Monica Rahanitraniriana

Personal information
- Born: 13 September 1970 (age 55) Madagascar
- Height: 165 cm (5 ft 5 in)

Sport
- Sport: Sprinting

Achievements and titles
- Personal best: 11.60

Medal record
Women's athletics
Representing Madagascar
African Championships
| Bronze medal – third place | 1992 Belle Vue Harel | 4×100 m |

= Monica Rahanitraniriana =

Malagasy sprinter

Monica Rahanitraniriana (born 13 September 1970) is a Malagasy sprinter.

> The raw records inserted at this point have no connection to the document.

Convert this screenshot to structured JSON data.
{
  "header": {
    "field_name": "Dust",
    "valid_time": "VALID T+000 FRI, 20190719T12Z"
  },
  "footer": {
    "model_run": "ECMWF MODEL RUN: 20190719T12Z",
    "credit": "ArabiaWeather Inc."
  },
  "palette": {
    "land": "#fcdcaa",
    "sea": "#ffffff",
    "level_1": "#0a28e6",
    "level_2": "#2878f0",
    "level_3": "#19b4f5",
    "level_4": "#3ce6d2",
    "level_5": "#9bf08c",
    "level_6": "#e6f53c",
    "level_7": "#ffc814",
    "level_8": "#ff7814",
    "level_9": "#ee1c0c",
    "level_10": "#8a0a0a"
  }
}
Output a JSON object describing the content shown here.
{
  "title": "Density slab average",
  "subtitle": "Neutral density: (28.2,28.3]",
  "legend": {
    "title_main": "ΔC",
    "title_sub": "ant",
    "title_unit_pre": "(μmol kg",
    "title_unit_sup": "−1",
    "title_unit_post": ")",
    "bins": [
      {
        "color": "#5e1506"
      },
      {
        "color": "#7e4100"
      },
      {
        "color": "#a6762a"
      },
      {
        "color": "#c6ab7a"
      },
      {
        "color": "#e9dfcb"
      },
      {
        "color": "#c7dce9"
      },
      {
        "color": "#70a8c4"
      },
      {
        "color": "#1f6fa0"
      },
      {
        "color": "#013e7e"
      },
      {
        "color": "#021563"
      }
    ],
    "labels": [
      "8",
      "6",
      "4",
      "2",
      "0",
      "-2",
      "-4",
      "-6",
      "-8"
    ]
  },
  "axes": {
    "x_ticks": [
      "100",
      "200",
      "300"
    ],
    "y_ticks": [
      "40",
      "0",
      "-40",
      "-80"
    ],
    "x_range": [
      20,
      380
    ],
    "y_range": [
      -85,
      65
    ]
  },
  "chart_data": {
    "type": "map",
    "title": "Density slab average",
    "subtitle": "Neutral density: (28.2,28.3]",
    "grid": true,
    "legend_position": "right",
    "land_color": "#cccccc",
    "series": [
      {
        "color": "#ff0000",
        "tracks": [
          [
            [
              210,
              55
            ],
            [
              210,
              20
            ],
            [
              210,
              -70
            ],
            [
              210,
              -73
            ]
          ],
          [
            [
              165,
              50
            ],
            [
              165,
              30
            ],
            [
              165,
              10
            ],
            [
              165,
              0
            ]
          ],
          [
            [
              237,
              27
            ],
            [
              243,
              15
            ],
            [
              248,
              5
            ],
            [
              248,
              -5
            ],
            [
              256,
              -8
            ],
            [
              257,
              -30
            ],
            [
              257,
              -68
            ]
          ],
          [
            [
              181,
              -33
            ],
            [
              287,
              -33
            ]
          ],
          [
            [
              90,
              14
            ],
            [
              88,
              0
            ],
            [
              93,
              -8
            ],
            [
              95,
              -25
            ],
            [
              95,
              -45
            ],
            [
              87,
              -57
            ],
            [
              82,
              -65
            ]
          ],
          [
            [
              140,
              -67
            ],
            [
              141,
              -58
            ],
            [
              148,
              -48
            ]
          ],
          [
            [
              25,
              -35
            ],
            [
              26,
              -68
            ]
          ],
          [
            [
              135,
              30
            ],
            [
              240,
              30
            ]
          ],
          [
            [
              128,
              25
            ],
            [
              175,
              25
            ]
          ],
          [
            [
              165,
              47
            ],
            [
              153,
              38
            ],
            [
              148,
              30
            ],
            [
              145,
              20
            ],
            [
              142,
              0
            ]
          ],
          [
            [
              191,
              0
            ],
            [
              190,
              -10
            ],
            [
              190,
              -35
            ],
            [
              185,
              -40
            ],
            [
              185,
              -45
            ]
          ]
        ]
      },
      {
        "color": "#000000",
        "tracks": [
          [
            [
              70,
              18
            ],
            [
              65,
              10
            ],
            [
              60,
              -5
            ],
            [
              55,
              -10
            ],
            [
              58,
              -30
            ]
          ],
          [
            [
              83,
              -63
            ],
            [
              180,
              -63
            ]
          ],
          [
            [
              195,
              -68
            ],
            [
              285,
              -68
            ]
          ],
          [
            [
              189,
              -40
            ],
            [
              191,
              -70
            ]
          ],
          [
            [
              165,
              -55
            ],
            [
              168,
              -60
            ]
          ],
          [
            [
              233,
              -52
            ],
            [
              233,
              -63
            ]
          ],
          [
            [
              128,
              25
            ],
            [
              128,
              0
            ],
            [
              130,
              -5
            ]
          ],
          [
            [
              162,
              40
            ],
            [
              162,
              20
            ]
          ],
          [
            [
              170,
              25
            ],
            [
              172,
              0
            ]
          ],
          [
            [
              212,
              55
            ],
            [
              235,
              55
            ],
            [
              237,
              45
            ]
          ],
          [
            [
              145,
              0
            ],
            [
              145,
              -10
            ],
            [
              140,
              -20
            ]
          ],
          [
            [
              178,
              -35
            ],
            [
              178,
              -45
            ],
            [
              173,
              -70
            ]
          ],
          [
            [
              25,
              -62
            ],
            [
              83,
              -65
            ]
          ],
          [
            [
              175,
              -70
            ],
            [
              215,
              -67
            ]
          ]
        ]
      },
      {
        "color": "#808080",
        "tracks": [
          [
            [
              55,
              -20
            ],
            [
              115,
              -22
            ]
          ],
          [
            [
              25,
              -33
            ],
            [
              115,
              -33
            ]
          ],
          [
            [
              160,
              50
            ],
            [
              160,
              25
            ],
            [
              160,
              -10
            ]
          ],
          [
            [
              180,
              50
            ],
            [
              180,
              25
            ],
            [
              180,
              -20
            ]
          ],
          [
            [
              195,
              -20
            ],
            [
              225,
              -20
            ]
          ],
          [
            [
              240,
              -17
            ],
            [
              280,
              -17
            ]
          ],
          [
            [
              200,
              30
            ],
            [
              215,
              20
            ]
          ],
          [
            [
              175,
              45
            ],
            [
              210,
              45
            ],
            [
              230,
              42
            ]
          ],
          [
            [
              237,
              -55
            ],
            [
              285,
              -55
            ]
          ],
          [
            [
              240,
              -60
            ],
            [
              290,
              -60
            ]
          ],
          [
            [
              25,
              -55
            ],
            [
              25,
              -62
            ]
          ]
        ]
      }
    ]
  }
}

She competed in the 100 metres at the 1988 World Junior Championships without reaching the final. Her first relay success came at the 1992 African Championships, when she won a bronze medal with the Malagasy team. She followed this up with another relay bronze at the 1994 Jeux de la Francophonie.

At the 1997 Jeux de la Francophonie she finished sixth in the 400 metres and won a bronze medal in the 4 × 100 metres relay. The Malagasy team with Rahanitraniriana as a member was also able to compete in the Women's 4 × 100 metres relay at the 2000 Summer Olympics. Her team's time in the qualifiers was 43.61, followed by 43.98 in the semifinals. At the 2001 Jeux de la Francophonie Rahanitraniriana won yet another relay bronze.

She also won the 400 metres event at the 2003 Indian Ocean Games.